The ongoing “waterfall of data” from the July flyby of Pluto by NASA’s New Horizons spacecraft has yielded more than 50 discoveries discussed at the 47th Annual Meeting of the American Astronomical Society’s Division for Planetary Sciences in National Harbor, Maryland. Among them – 3-D imagery indicating two of Pluto’s most distinctive mountains could be ice volcanoes that may have been active in the recent geological past, the lack of smaller surface craters on Pluto and its large moon Charon could mean objects in the nearby Kuiper Belt are actually “born” larger than previously thought, and interesting details about Pluto’s smaller moons. Hydra — its most distant moon — rotates an unprecedented 89 times during one orbit around Pluto.

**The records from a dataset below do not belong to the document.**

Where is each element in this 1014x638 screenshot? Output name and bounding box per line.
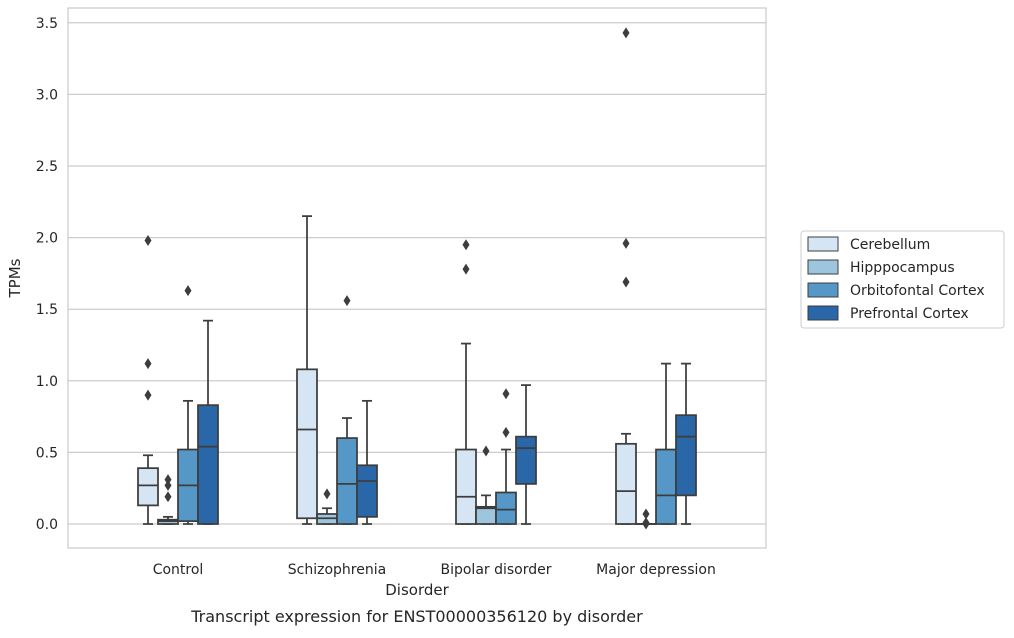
y-tick-label: 0.5 bbox=[36, 445, 58, 461]
box-iqr bbox=[496, 492, 516, 524]
legend-swatch bbox=[808, 260, 838, 274]
box-group bbox=[616, 27, 696, 529]
y-axis-label: TPMs bbox=[6, 258, 24, 298]
outlier-point bbox=[623, 276, 630, 287]
box-group bbox=[456, 239, 536, 524]
outlier-point bbox=[463, 239, 470, 250]
outlier-point bbox=[145, 358, 152, 369]
x-tick-label: Bipolar disorder bbox=[440, 562, 551, 578]
box-iqr bbox=[337, 438, 357, 524]
legend: Cerebellum Hipppocampus Orbitofontal Corte… bbox=[801, 231, 1004, 328]
y-tick-label: 3.0 bbox=[36, 87, 58, 103]
box-group bbox=[297, 216, 377, 524]
box-iqr bbox=[297, 369, 317, 518]
x-axis-label: Disorder bbox=[385, 581, 449, 599]
legend-label: Orbitofontal Cortex bbox=[850, 283, 985, 299]
outlier-point bbox=[145, 390, 152, 401]
box-group bbox=[138, 235, 218, 524]
box-iqr bbox=[616, 444, 636, 524]
legend-swatch bbox=[808, 306, 838, 320]
x-tick-label: Schizophrenia bbox=[288, 562, 386, 578]
y-tick-label: 0.0 bbox=[36, 517, 58, 533]
box-iqr bbox=[476, 507, 496, 524]
outlier-point bbox=[344, 295, 351, 306]
y-tick-label: 2.5 bbox=[36, 159, 58, 175]
box-iqr bbox=[516, 437, 536, 484]
y-tick-labels: 0.0 0.5 1.0 1.5 2.0 2.5 3.0 3.5 bbox=[36, 16, 58, 533]
outlier-point bbox=[503, 388, 510, 399]
box-iqr bbox=[676, 415, 696, 495]
box-iqr bbox=[456, 450, 476, 524]
legend-swatch bbox=[808, 283, 838, 297]
y-tick-label: 1.0 bbox=[36, 374, 58, 390]
outlier-point bbox=[324, 488, 331, 499]
outlier-point bbox=[185, 285, 192, 296]
outlier-point bbox=[463, 264, 470, 275]
legend-swatch bbox=[808, 237, 838, 251]
legend-label: Hipppocampus bbox=[850, 260, 955, 276]
outlier-point bbox=[145, 235, 152, 246]
chart-caption: Transcript expression for ENST0000035612… bbox=[190, 607, 643, 626]
x-tick-label: Control bbox=[153, 562, 204, 578]
box-iqr bbox=[198, 405, 218, 524]
box-iqr bbox=[656, 450, 676, 524]
outlier-point bbox=[165, 491, 172, 502]
outlier-point bbox=[623, 27, 630, 38]
y-tick-label: 1.5 bbox=[36, 302, 58, 318]
legend-label: Prefrontal Cortex bbox=[850, 306, 969, 322]
x-tick-label: Major depression bbox=[596, 562, 716, 578]
box-iqr bbox=[138, 468, 158, 505]
outlier-point bbox=[165, 474, 172, 485]
y-tick-label: 2.0 bbox=[36, 231, 58, 247]
box-iqr bbox=[357, 465, 377, 517]
x-tick-labels: Control Schizophrenia Bipolar disorder Majo… bbox=[153, 562, 716, 578]
legend-label: Cerebellum bbox=[850, 237, 930, 253]
outlier-point bbox=[623, 238, 630, 249]
outlier-point bbox=[643, 508, 650, 519]
box-groups bbox=[138, 27, 696, 529]
outlier-point bbox=[483, 445, 490, 456]
outlier-point bbox=[503, 427, 510, 438]
y-tick-label: 3.5 bbox=[36, 16, 58, 32]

NASA at Bay Area Science Festival

NASA Associate Administrator for Science, John Grunsfeld was among the agency officials who participated in the recent Bay Area Science Festival in the San Francisco Bay Area. The two-week event featured several NASA displays and activities highlighting the agency’s efforts in science and technology. NASA’s Chief Technologist David Miller was the featured guest of a technology podcast during Nerd Night at Alcatraz. He discussed NASA technologies being developed to help the next generation of explorers make the next giant leap into deep space.

Anniversary: Philae lands on comet

Nov. 12 marked the one-year anniversary of the first successful landing on a comet by a spacecraft. After sailing through space for more than a decade, the European Space Agency’s Rosetta spacecraft sent its Philae robotic probe to the surface of comet 67P/Churyumov-Gerasimenko. NASA has three instruments on the Rosetta spacecraft, which remains in orbit around the comet. Rosetta is expected to swoop down to within four miles of the comet in February. It will be the spacecraft’s closest pass of the comet during its prime mission.

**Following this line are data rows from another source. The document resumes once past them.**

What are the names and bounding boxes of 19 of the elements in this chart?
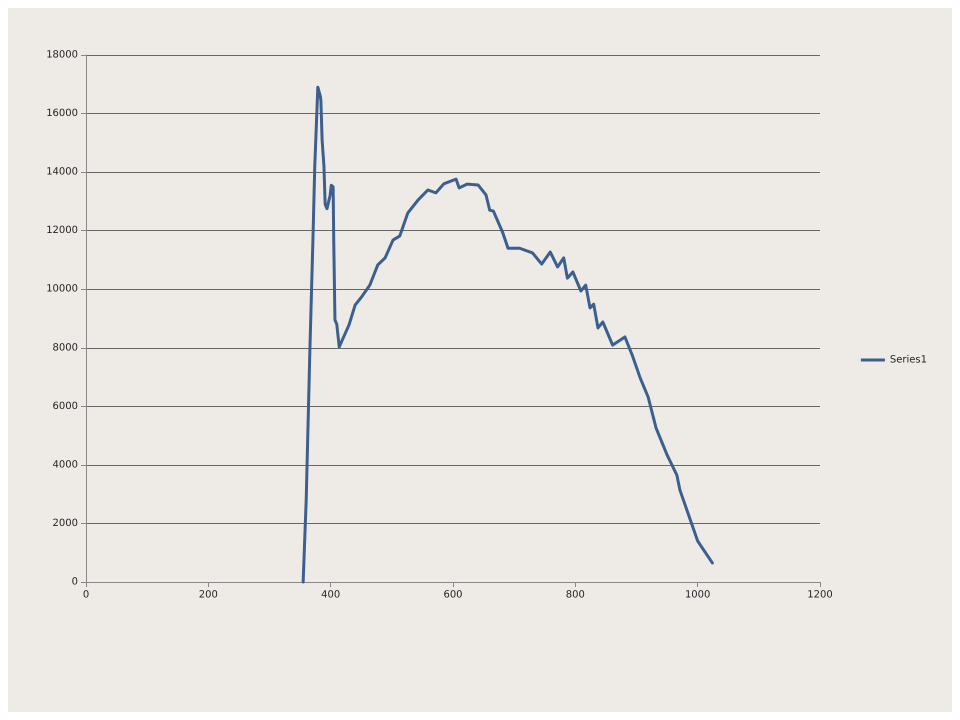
- y-tick-label: 8000: [52, 342, 78, 354]
- x-tick-label: 0: [82, 590, 90, 600]
- x-tick-label: 600: [443, 590, 463, 600]
- y-tick-label: 12000: [46, 225, 78, 236]
- x-tick-label: 1000: [684, 590, 710, 600]
- x-tick-label: 400: [321, 590, 340, 600]
- y-tick-label: 18000: [46, 50, 78, 60]
- y-tick-label: 14000: [46, 166, 78, 178]
- y-tick-label: 2000: [52, 518, 78, 529]
- y-tick-label: 6000: [52, 400, 78, 412]
- x-tick-label: 200: [198, 590, 218, 600]
- x-tick-label: 800: [566, 590, 585, 600]
- line-series: [302, 86, 714, 584]
- y-tick-label: 16000: [46, 108, 78, 120]
- x-tick-label: 1200: [807, 590, 833, 600]
- legend-label: Series1: [890, 354, 928, 366]
- y-tick-label: 10000: [46, 284, 78, 295]
- y-tick-label: 0: [72, 576, 78, 588]
- y-tick-label: 4000: [52, 459, 78, 470]
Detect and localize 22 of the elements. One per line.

Cygnus being prepared for launch

Processing is underway at Kennedy Space Center of an Orbital ATK Cygnus spacecraft loaded with cargo and research for delivery to the International Space Station. Launch of the unpiloted Cygnus is targeted for Dec. 3 aboard a United Launch Alliance Atlas V rocket from Cape Canaveral Air Force Station, Florida. This will be Orbital ATK’s fourth cargo mission to the space station for NASA’s Commercial Resupply Services contract.

Girls Rising in Math and Science

Lola The Muppet:
“Tell us about your super powers.”

Diana Trujillo, NASA Engineer:
“I don’t have super powers, Lola.”

Lola The Muppet:
“Of course you do! You know about science and math!”

NASA engineers Diana Trujillo and Sandra Cauffman participated in the Nov. 10 launch of a joint educational initiative between Sesame Workshop and Inter-American Development Bank, called Great Explorers: Girls Rising in Math and Science. The program is designed to improve the educational experiences in math and science for children in Latin America — with a special focus on empowering girls. NASA encourages programs like this that help young people develop the skills needed for the Journey to Mars.

And that’s what’s up this week @NASA.